Kurgan

Description

93 pages
Contains Index
$12.95
ISBN 0-88984-211-6
DDC C811'.54

Author

Year

2000

Contributor

Reviewed by W.J. Keith

W.J. Keith is a retired professor of English at the University of Toronto and author A Sense of Style: Studies in the Art of Fiction in English-Speaking Canada.

Review

Don Coles’s latest book of poems (his ninth, if one includes a
“Selected” published in England) contains 18 new poems and revised
versions of 15 earlier ones, and in some respects it can be regarded as
a celebration of his 25 years as a published poet. His first book,
Sometimes All Over (1975), established him as one of our most dedicated
poets of meditation, circling around a small number of crucial themes:
memory, childhood, the responsibility of art—especially the
photograph—in freezing the moment and so, paradoxically, reminding us
of the inexorability of change and the tyranny of time.

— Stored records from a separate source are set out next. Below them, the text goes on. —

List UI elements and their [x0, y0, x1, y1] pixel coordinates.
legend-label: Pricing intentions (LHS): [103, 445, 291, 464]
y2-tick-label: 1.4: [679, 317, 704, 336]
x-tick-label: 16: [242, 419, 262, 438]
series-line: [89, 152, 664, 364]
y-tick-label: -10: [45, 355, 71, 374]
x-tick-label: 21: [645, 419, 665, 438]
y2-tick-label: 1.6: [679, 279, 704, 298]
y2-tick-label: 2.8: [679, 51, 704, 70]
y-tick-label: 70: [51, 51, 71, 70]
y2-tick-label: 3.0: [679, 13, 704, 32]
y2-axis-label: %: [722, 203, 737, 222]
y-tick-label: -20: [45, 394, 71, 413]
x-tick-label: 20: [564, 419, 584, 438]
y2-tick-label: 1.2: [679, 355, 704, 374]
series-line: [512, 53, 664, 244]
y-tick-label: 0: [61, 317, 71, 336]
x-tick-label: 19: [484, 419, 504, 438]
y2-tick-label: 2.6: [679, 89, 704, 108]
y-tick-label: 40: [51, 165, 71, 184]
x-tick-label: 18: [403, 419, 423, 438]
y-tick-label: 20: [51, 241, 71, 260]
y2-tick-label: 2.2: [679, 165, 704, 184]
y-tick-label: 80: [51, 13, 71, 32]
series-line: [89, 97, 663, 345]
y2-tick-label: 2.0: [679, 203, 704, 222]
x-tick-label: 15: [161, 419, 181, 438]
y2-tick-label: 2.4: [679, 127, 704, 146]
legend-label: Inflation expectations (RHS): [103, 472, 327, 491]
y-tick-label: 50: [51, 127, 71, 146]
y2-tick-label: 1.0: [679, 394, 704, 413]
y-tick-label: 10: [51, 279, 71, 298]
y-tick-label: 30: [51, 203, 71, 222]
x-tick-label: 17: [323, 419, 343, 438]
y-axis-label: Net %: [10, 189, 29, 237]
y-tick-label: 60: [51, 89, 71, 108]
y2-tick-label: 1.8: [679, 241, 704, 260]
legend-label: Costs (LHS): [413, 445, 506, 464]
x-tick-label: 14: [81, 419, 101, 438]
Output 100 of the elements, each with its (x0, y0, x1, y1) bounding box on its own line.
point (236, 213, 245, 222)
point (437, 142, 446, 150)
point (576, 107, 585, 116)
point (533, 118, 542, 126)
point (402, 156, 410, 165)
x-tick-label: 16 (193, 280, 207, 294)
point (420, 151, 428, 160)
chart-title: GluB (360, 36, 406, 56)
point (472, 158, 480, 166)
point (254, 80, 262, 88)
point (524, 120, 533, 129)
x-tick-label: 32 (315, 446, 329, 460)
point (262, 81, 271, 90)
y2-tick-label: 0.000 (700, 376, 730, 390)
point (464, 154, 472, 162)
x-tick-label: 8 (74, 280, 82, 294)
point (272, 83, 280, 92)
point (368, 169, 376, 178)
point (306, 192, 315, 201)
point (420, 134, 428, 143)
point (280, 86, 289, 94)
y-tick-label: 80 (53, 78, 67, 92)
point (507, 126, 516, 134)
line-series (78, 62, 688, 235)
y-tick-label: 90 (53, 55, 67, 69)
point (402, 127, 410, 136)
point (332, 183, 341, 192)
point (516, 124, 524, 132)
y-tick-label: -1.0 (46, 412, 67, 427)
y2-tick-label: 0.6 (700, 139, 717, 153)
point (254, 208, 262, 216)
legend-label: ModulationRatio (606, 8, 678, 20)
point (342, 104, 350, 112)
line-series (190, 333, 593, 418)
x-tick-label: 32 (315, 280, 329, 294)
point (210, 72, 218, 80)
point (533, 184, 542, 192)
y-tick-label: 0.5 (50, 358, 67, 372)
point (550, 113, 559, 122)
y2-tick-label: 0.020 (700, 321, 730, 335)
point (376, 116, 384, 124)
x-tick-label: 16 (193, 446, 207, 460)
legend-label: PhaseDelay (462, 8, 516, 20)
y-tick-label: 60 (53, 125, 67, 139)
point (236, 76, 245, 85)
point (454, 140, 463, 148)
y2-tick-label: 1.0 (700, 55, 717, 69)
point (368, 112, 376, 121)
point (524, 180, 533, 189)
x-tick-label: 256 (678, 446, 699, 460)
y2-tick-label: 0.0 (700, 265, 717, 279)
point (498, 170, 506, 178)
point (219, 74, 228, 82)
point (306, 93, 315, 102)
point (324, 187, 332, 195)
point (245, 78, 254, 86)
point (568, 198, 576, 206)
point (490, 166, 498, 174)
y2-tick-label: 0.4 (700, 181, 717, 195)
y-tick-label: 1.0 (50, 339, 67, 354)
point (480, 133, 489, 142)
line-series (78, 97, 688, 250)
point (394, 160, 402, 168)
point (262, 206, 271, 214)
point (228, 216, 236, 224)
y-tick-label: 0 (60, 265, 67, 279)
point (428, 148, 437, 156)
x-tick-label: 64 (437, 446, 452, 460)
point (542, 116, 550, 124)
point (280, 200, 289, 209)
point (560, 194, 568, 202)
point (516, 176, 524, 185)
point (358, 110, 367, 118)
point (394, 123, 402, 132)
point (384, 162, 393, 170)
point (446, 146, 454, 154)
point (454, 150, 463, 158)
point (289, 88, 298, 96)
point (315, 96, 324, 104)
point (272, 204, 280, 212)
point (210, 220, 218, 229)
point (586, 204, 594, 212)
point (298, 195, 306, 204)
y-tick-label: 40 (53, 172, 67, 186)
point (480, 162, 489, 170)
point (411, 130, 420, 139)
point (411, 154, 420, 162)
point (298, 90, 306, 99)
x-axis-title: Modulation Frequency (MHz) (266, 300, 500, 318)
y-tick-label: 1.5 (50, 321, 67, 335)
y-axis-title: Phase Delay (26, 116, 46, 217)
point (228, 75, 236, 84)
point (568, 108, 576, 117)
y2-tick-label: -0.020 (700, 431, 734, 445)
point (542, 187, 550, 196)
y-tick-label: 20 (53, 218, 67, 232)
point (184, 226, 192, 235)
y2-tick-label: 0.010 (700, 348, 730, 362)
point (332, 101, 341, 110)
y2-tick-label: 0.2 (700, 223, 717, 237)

All these subjects recur here, yet the older poet can bring to them a
greater experience of life and a more sharply honed poetic craft. He has
always been able to catch the immediacy of seemingly casual thought in
his rhythms, and this is managed with a wonderful effortlessness—or,
rather, a convincing illusion of effortlessness—here. One feels that
Coles has reached the stage when he can do anything he wants to do with
words and cadences. The combination of apparent colloquialness with the
exquisite mot juste is masterly.

For example, the title poem refers to a Russian burial mound. Coles
retells the story of an authentic excavation, reproducing the
archeologist’s feelings as the body of a 20-year-old princess who died
2000 years ago is exposed (a palpable but never vulgarly conspicuous
sexual element runs through the poem). His thoughts as a scholar and his
emotions as a man are deftly blended in a wonderfully poised monologue
that has the delicacy, elusiveness, and sadness of his much acclaimed
“Forests of the Medieval World.”

The reprinted poems are seldom radically revised; for the most part,
comparison shows a fastidious concern to get the poem exactly right by
altering line lengths and occasionally replacing a merely adequate word
with a more suitable one. These are the signs of a truly dedicated
poet—and Coles is one of our finest.